PLUMBING THE DEATH STAR
Why Do Siths Take Apprentices?
In which our heroes succumb to the Dark Side, give into our anger and with each passing moment make ourselves more our master’s servant and almost immediately start plotting to overthrow him, which makes us wonder why do Siths even take apprentices. We discuss the Sith's lack of foresight, Anakin’s poor grasp of the English language, and Yoda's unfortunate swamp brain. Jackson needs all Star Wars explained through the Karate Kid, Zammit can't pronounce anything right, and Duscher just wishes he wasn't so sick.
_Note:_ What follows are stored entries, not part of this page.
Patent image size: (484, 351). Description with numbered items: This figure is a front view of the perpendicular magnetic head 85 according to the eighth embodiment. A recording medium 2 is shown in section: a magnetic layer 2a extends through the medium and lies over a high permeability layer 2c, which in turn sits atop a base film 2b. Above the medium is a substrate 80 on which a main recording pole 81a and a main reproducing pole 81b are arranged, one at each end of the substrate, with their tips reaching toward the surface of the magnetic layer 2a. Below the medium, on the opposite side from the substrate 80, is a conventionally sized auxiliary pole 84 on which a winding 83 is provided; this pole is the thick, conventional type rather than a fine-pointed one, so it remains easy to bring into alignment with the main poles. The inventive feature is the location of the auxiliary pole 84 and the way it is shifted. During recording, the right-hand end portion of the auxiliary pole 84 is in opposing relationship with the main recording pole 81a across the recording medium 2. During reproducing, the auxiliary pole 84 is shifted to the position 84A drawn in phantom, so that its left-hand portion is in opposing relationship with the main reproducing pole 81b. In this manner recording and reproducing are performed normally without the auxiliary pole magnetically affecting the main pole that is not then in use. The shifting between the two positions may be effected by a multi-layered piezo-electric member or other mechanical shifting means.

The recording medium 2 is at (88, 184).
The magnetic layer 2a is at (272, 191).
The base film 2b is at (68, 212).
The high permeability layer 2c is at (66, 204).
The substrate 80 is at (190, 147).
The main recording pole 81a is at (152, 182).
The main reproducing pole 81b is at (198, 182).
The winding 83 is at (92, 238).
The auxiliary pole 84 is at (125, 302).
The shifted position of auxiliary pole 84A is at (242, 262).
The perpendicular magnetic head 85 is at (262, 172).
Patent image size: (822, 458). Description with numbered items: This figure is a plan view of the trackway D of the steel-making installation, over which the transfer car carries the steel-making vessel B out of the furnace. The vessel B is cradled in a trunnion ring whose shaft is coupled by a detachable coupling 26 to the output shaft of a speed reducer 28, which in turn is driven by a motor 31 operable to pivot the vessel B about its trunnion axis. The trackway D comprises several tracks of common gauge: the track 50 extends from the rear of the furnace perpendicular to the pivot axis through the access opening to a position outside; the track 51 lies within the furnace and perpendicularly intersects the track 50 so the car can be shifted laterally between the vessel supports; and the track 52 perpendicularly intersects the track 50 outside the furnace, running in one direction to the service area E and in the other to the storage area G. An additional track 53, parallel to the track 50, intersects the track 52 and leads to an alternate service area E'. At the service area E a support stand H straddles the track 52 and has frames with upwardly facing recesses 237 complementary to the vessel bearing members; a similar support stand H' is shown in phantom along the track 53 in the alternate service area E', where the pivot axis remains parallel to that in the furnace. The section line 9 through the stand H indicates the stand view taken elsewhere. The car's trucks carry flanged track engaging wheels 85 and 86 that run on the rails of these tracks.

So join us as we decide to train up too many apprentices, go outside and check the force-tank, keep a weary eye on the outer rim and try not to get a lightsaber in our dicks.
SHUT UP A SECOND
In which our heroes get let off the leash, run around the park some and get in trouble for rolling in something as they discuss dogs. We sigh in sadness as dogs break up the Beatles, cower in fear at a dog-run Russia, and ponder the effectiveness of corgis as weapons. Jackson has his taxes done by a rhinoceros, Tess owns the saddest penguin companions and Duscher just wishes his cheetah would stop asking about technology. It's a tail wagging, tongue lolling, flea-filled, fourth dog activity themed adventure, as two old dogs and one new dog refuse to learn new tricks and deliberately forget about some of their old ones.